W sobotę przeczytałam prośbę Kasia D. na fb..
https://www.facebook.com/FoondacjaFelis/?epa=SEARCH_BOXWArszawo, pomocy! Trzeba pilnie ( dzisiaj) zabrać koteczkę , tę ze zdjęcia. Wyadoptowana ponad rok temu, ale pani pisze , ze załatwia się po całym mieszkaniu i musi ją oddać! Nie piszcie mi, błagam, zeby poslzli do weta. Ja chcę kotkę odebrać! Najlepiej byłoby umieścić ją gdzieś w lecznicy ze szpitalem i zbadać nerki, mocz, kał, itd. Ja to ogarnę, tylko potrzebuję kogoś realnie z autem i transporterkiem żeby podjechał na Grochów i kota zabrał. A reszta to już do załatwienia telefonicznie. Miałam wolne, zadzwoniłam i pojechałam po koteczkę..
Malutka, drobniutka, miziasta ale z charakterkiem..
Przenocowała u mnie a w niedzielę zawiozłam do lecznicy (tu ogromne podziękowanie za pomoc dr. DB z Palucha..
) na sprawdzenie tych wszystkich katastroficznych wieści plus zrobienie testów FelV/FIV..
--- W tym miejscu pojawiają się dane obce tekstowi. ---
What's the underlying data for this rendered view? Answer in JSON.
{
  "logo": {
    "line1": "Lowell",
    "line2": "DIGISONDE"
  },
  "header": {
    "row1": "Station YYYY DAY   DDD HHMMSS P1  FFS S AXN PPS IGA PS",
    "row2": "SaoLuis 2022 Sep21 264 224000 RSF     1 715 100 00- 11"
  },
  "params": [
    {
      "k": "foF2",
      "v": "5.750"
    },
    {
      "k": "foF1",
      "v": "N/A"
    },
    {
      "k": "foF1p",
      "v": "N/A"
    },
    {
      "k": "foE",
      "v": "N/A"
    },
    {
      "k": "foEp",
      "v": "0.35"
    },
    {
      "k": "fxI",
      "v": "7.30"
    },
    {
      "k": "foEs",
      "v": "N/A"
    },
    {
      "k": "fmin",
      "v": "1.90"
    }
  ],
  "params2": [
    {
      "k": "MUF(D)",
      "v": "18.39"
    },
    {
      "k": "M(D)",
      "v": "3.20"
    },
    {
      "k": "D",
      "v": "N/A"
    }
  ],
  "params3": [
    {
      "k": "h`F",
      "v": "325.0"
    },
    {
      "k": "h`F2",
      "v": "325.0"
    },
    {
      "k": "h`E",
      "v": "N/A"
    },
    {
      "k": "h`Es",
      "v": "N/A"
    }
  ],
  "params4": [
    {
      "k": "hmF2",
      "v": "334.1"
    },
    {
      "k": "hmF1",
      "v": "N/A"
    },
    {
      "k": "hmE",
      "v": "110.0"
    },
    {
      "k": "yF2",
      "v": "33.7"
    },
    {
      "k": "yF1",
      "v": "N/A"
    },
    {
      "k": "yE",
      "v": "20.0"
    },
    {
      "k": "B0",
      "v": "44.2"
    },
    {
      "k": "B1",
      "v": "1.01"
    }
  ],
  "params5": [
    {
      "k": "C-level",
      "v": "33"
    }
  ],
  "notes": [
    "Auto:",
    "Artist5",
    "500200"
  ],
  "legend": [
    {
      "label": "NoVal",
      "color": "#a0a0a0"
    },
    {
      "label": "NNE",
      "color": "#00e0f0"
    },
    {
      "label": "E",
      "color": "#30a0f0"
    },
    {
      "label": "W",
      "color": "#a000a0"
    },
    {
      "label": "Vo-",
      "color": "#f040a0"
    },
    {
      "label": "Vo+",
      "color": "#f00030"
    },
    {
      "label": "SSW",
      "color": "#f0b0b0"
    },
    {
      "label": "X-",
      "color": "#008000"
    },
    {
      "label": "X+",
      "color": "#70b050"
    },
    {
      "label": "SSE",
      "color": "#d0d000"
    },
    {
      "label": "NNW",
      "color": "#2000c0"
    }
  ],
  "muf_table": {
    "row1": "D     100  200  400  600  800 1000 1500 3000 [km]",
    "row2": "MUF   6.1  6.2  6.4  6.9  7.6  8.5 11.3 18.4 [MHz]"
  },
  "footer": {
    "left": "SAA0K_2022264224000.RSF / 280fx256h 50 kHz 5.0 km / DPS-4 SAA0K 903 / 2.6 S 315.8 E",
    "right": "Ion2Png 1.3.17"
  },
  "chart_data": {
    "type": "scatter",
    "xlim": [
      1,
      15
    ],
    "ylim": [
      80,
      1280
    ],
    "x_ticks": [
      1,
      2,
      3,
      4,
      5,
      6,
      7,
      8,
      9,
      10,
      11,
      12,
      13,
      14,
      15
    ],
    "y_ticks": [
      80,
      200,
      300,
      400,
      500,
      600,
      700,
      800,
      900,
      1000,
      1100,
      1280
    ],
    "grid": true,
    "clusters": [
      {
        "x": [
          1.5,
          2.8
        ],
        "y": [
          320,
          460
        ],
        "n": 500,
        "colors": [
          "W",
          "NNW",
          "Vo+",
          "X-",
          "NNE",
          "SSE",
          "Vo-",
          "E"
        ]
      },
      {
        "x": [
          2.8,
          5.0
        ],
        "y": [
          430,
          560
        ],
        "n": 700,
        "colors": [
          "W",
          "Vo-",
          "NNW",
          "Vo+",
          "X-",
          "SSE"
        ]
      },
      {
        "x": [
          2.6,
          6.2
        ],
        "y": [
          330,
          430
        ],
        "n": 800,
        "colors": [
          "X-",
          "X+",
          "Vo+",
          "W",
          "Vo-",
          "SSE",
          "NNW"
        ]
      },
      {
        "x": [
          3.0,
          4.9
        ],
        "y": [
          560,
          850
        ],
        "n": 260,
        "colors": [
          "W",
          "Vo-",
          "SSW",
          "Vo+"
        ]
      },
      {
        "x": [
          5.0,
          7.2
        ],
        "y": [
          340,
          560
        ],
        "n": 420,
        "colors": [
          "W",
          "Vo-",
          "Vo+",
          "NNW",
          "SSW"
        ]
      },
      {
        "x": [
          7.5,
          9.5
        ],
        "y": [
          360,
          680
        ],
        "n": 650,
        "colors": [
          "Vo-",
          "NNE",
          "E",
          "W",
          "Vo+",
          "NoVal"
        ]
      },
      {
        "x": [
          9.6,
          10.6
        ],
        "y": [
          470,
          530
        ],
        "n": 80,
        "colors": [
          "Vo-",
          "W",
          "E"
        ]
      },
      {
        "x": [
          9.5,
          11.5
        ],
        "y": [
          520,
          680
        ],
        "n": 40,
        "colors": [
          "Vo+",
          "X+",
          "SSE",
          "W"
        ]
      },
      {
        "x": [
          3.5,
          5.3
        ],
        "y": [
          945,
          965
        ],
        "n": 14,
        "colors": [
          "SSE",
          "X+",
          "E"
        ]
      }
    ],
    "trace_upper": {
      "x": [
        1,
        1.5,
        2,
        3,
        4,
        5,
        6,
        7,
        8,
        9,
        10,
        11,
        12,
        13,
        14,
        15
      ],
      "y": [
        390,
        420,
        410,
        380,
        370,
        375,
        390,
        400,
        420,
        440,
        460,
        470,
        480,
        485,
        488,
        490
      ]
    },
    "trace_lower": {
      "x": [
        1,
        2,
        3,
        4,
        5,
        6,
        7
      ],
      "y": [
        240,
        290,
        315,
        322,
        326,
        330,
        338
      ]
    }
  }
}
Wczorajsze informacje są takie - testy ujemne, wyniki krwi ok, poza podwyższonymi leukocytami, co związane jest ze stanem zapalnym w pyszczku.. od wczoraj antybiotyk, krople do oczu..
uszy czyste, jedzenie i picie w normie, kuweta absolutnie ogarnięta..
Dzisiaj kicia wraca do mnie z lecznicy i będzie czekać na nowy dom..
acha, od Kasi już wyjeżdżała odrobaczona, zaszczepiona i po kastracji..
Dziewczynka ma na imię Mela..
to jeszcze w poprzednim domu..
a to już u mnie, w sobotę..
Dzisiaj wieczorem postaram się porobić małej więcej fotek..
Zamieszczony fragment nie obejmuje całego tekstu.